Extracting the Video Stream
To demonstrate that our reverse transcoding ability was sufficient to view the video stream, we applied it to all the data and looked at the plain text. Some of the frames clearly contained what appeared to be compressed data, such as the following:
The header in that file was reminiscent of an H.264 transport stream. To that end, we looked up the ITU-T specification (ITU-T H.264 Series H: Audiovisual and Multimedia Systems, Infrastructure of Audiovisual Services - Coding of Moving Video) and the contained Network Abstraction Layer Units (NALUs) to identify where we would need to start extracting data. We then pointed the CCTV camera toward a smartphone, which played back a YouTube video so that we would have lots of moving data.

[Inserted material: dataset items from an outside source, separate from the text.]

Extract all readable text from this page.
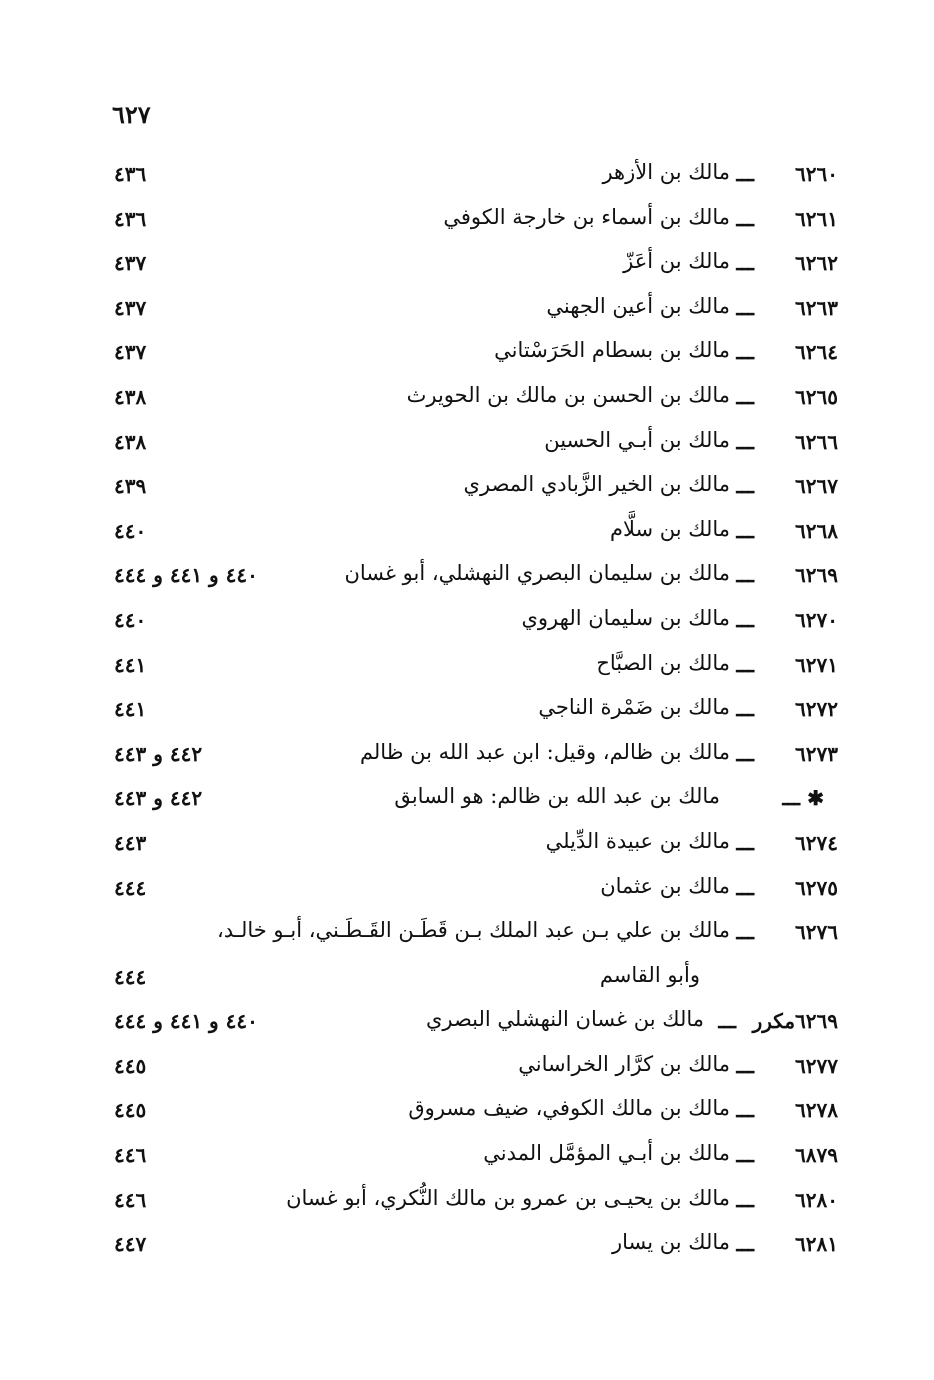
٦٢٧
٦٢٦٠
ـــ
مالك بن الأزهر
٤٣٦
٦٢٦١
ـــ
مالك بن أسماء بن خارجة الكوفي
٤٣٦
٦٢٦٢
ـــ
مالك بن أعَزّ
٤٣٧
٦٢٦٣
ـــ
مالك بن أعين الجهني
٤٣٧
٦٢٦٤
ـــ
مالك بن بسطام الحَرَسْتاني
٤٣٧
٦٢٦٥
ـــ
مالك بن الحسن بن مالك بن الحويرث
٤٣٨
٦٢٦٦
ـــ
مالك بن أبـي الحسين
٤٣٨
٦٢٦٧
ـــ
مالك بن الخير الزَّبادي المصري
٤٣٩
٦٢٦٨
ـــ
مالك بن سلَّام
٤٤٠
٦٢٦٩
ـــ
مالك بن سليمان البصري النهشلي، أبو غسان
٤٤٠ و ٤٤١ و ٤٤٤
٦٢٧٠
ـــ
مالك بن سليمان الهروي
٤٤٠
٦٢٧١
ـــ
مالك بن الصبَّاح
٤٤١
٦٢٧٢
ـــ
مالك بن ضَمْرة الناجي
٤٤١
٦٢٧٣
ـــ
مالك بن ظالم، وقيل: ابن عبد الله بن ظالم
٤٤٢ و ٤٤٣
✱
ـــ
مالك بن عبد الله بن ظالم: هو السابق
٤٤٢ و ٤٤٣
٦٢٧٤
ـــ
مالك بن عبيدة الدِّيلي
٤٤٣
٦٢٧٥
ـــ
مالك بن عثمان
٤٤٤
٦٢٧٦
ـــ
مالك بن علي بـن عبد الملك بـن قَطَـن القَـطَـني، أبـو خالـد،
وأبو القاسم
٤٤٤
٦٢٦٩مكرر
ـــ
مالك بن غسان النهشلي البصري
٤٤٠ و ٤٤١ و ٤٤٤
٦٢٧٧
ـــ
مالك بن كرَّار الخراساني
٤٤٥
٦٢٧٨
ـــ
مالك بن مالك الكوفي، ضيف مسروق
٤٤٥
٦٨٧٩
ـــ
مالك بن أبـي المؤمَّل المدني
٤٤٦
٦٢٨٠
ـــ
مالك بن يحيـى بن عمرو بن مالك النُّكري، أبو غسان
٤٤٦
٦٢٨١
ـــ
مالك بن يسار
٤٤٧
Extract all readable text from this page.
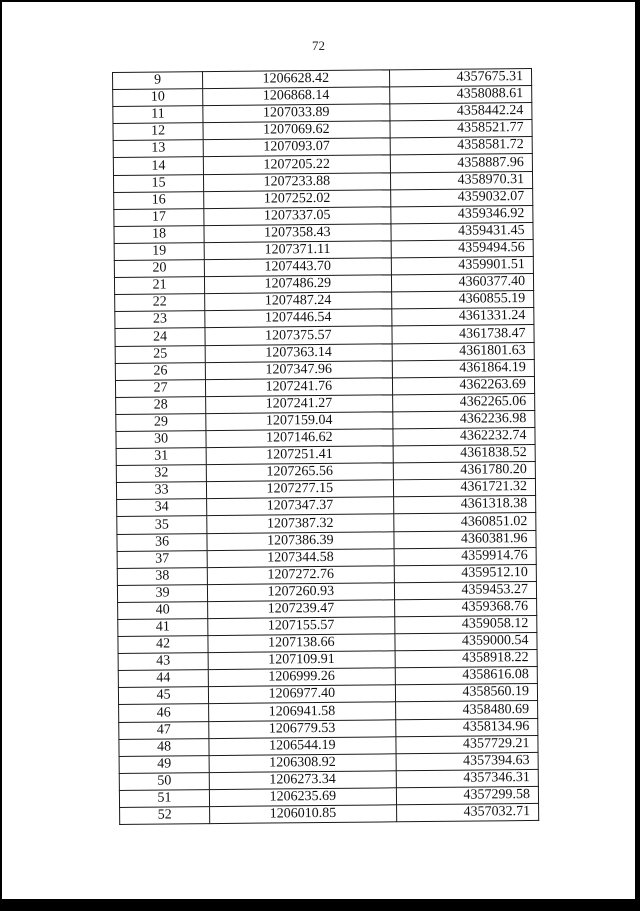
72
9	1206628.42	4357675.31
10	1206868.14	4358088.61
11	1207033.89	4358442.24
12	1207069.62	4358521.77
13	1207093.07	4358581.72
14	1207205.22	4358887.96
15	1207233.88	4358970.31
16	1207252.02	4359032.07
17	1207337.05	4359346.92
18	1207358.43	4359431.45
19	1207371.11	4359494.56
20	1207443.70	4359901.51
21	1207486.29	4360377.40
22	1207487.24	4360855.19
23	1207446.54	4361331.24
24	1207375.57	4361738.47
25	1207363.14	4361801.63
26	1207347.96	4361864.19
27	1207241.76	4362263.69
28	1207241.27	4362265.06
29	1207159.04	4362236.98
30	1207146.62	4362232.74
31	1207251.41	4361838.52
32	1207265.56	4361780.20
33	1207277.15	4361721.32
34	1207347.37	4361318.38
35	1207387.32	4360851.02
36	1207386.39	4360381.96
37	1207344.58	4359914.76
38	1207272.76	4359512.10
39	1207260.93	4359453.27
40	1207239.47	4359368.76
41	1207155.57	4359058.12
42	1207138.66	4359000.54
43	1207109.91	4358918.22
44	1206999.26	4358616.08
45	1206977.40	4358560.19
46	1206941.58	4358480.69
47	1206779.53	4358134.96
48	1206544.19	4357729.21
49	1206308.92	4357394.63
50	1206273.34	4357346.31
51	1206235.69	4357299.58
52	1206010.85	4357032.71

Finally, we wrote a script that would reverse transcode the stream data and concatenate it so we could successfully play it back using MPlayer:
This meant we could positively verify that the data transmitted over the internet in a non-local scenario was not encrypted, only obfuscated using the Transcode function. Anyone eavesdropping on the communication stream could not only extract the login information of the camera, but also view and modify the video stream itself. Contrary to the marketing claim made by VTech, at no point did we identify AES-128 as being used to encrypt data for the firmware version we have analyzed.
We have disclosed the issue to VTech following UL’s internal responsible disclosure process.
Sensitive data must be protected using appropriate means if the data is to be kept secure. Custom cryptography, such as the obfuscation layer we saw in this product, might look secure, but it certainly does not hold up to any level of scrutiny. As we have clearly demonstrated, it is possible — with relatively low effort — to identify in a completely black-box scenario what kind of custom obfuscation is used and how to reverse this to reveal the data. We strongly encourage our customers to use proven and tested means of encryption and authentication of data, such as TLSv1.3, and, ideally, protect data in a true end-to-end fashion, so that even a compromised backend does not affect the integrity of customer data.